# AMP install



## GTRsentra (Jul 10, 2003)

Hi any one know how to install an amp in a 96 sentra


----------



## samo (Apr 30, 2002)

What kind of amp are you looking at? Mono sub amp? 2-channel? 2-channel bridged? 3-channel? 4-channel? 5-channel?

Hooking up an amp is really really simple, but it helps to know what you're starting out with, so I can be more specific. I'm assuming you have gotten the appropriate wiring kit or bulk cabling to hook up the amp properly. Basically...

Hook the positive on the amp to the battery using one of the larger cables (I generally use 4-gauge for most amps), and an appropriate fuse NO MORE THAN 18" FROM THE BATTERY!

Hook the ground to the bare metal chassis of the car using another thick wire, the same gauge or larger than the positive cable. I usually use a seatbelt bolt and a large O-connector.

The one marked REM or Remote goes to the back of your headunit to the Amp Remote Turn-on lead, generally blue with a white stripe.

The RCA cables go from the appropriate channel on the back of the HU to the amp.

Hook up the speakers as you'd like, and you're ready to rock.

Of course, this is ultra-basic - I'd do a lot better if I knew what amp and setup you're working with,


----------



## GTRsentra (Jul 10, 2003)

i have a 2 channel mosfet amp 800 watts. Am just using this for 2 10'' sub. How would i get the wires though the fire wall?


----------



## sr20dem0n (Mar 19, 2003)

Depending on your car you might have to drill a hole for the power wire. On many they have holes already in there that you just have to find and use, on mine there were 2 with rubber grommets already in them that I just had to use, but on my last car I had to locate a spot and drill a hole for the power cable.


----------



## samo (Apr 30, 2002)

There will be a rubber grommmet in the driver's side fenderwell that you can run your power wire through. Might take some cutting on the grommet.

What brand of amp? Me thinks that's 800w peak and about 400w RMS. Do you know if your amp is 2-ohm stable (should be, but you never know)?


----------



## GTRsentra (Jul 10, 2003)

it a cuspid AM-4505 2- ohm stable


----------



## samo (Apr 30, 2002)

Okay, I'm going to warn you that I've _not_ heard good things about Cuspid.
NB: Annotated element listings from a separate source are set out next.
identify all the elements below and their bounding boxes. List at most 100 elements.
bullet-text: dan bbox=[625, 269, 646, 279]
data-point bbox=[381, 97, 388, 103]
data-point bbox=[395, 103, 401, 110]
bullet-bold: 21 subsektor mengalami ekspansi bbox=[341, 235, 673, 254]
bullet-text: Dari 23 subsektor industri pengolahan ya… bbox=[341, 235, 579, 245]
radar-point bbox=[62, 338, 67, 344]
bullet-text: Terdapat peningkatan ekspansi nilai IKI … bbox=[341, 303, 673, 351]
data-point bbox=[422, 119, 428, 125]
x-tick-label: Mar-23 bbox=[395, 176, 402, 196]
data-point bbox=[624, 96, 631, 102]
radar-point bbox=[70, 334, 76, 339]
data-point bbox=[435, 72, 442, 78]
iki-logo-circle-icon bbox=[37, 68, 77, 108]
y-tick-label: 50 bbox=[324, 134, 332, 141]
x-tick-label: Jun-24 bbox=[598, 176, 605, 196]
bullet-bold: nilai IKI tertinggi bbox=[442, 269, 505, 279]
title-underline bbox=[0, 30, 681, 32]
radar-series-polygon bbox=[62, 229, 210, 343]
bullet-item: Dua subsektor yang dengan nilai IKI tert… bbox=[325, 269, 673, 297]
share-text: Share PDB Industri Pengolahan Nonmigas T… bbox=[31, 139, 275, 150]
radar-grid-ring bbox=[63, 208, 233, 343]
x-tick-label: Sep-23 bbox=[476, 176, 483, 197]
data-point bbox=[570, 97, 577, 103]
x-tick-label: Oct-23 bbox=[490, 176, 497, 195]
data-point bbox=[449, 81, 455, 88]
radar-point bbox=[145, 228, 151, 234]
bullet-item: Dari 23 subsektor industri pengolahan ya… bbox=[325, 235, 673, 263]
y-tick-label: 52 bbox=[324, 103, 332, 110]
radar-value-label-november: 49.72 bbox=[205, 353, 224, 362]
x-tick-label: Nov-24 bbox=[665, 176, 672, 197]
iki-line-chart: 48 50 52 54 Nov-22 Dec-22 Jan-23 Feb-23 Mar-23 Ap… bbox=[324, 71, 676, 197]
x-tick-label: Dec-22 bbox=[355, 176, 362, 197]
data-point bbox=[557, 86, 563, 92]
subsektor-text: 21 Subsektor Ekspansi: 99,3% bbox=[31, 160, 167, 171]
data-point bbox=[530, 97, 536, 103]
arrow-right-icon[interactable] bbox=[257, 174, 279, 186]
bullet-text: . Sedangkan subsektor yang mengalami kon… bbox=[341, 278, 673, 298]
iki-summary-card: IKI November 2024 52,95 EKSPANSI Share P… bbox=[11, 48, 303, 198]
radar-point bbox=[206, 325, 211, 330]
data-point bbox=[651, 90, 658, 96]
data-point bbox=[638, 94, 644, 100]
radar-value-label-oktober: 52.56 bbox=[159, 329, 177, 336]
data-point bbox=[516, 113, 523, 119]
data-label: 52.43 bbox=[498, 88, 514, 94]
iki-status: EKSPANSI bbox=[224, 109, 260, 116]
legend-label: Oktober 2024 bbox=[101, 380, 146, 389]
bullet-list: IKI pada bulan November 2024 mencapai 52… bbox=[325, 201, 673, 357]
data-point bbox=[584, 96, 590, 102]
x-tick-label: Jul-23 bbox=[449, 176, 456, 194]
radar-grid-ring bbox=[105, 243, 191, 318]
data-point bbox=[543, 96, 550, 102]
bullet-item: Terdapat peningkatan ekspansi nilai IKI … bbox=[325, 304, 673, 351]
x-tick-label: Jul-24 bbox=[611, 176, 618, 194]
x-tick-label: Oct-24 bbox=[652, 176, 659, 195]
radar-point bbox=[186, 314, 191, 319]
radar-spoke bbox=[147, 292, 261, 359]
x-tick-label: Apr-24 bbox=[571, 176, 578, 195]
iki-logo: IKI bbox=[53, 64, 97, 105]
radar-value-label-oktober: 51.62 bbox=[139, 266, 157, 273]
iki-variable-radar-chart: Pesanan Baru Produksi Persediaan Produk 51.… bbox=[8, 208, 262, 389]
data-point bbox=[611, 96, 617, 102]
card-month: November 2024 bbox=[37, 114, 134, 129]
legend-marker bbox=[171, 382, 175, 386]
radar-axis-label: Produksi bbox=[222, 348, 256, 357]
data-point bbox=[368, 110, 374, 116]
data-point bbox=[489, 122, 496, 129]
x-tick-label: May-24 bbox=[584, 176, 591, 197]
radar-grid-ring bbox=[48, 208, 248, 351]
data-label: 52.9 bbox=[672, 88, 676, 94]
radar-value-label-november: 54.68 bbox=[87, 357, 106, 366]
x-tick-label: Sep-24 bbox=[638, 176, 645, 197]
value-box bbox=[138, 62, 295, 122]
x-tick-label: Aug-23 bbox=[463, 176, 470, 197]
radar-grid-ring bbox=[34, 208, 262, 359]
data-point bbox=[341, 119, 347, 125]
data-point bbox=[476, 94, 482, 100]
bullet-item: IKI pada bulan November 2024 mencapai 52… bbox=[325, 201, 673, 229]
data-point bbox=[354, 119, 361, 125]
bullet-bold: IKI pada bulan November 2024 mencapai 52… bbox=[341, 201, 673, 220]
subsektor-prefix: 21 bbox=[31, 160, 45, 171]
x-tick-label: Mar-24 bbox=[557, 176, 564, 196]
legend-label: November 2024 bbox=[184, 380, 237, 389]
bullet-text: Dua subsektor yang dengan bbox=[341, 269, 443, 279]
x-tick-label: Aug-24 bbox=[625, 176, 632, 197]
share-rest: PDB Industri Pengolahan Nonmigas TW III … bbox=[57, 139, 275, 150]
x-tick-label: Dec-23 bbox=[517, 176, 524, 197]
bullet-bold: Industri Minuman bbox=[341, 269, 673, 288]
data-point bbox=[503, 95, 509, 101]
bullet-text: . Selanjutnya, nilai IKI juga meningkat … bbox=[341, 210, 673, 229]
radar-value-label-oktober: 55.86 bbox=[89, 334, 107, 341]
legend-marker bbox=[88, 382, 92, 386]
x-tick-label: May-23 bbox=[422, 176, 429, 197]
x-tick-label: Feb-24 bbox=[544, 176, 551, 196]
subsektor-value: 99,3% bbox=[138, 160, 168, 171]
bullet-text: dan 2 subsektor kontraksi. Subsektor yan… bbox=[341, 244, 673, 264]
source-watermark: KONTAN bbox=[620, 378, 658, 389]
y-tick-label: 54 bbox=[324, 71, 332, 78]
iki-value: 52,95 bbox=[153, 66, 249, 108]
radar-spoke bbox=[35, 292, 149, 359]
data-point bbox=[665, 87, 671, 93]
If I were you, I'd sell the amp to a friend and buy something with a little more quality and repuation for clean power. Whether you get something else or not is up to you, but personally, I wouldn't be happy with a low-end amp like that  .


----------



## GTRsentra (Jul 10, 2003)

what amp you think I should get to push two 10'' kickers Comp.? and a 800watt amp good for the 2 subs?


----------



## sr20dem0n (Mar 19, 2003)

what are the specs on the subs?

(ohm ratings, rms power handling)


----------



## GTRsentra (Jul 10, 2003)

4 ohm ratings, 250 rms


----------



## sr20dem0n (Mar 19, 2003)

I would get a [email protected] amp and wire the subs in parallel personally. I'm at work right now so I can't go looking around on ebay and other sites, but I'm sure you could find several.

Another possibility is the Avionixx AXT 800.4, it puts out [email protected] It might be a bit too powerful for those subs, but as long as you don't have the gains maxed out you should be fine. http://www.edesignaudio.com/ep/amps.htm


----------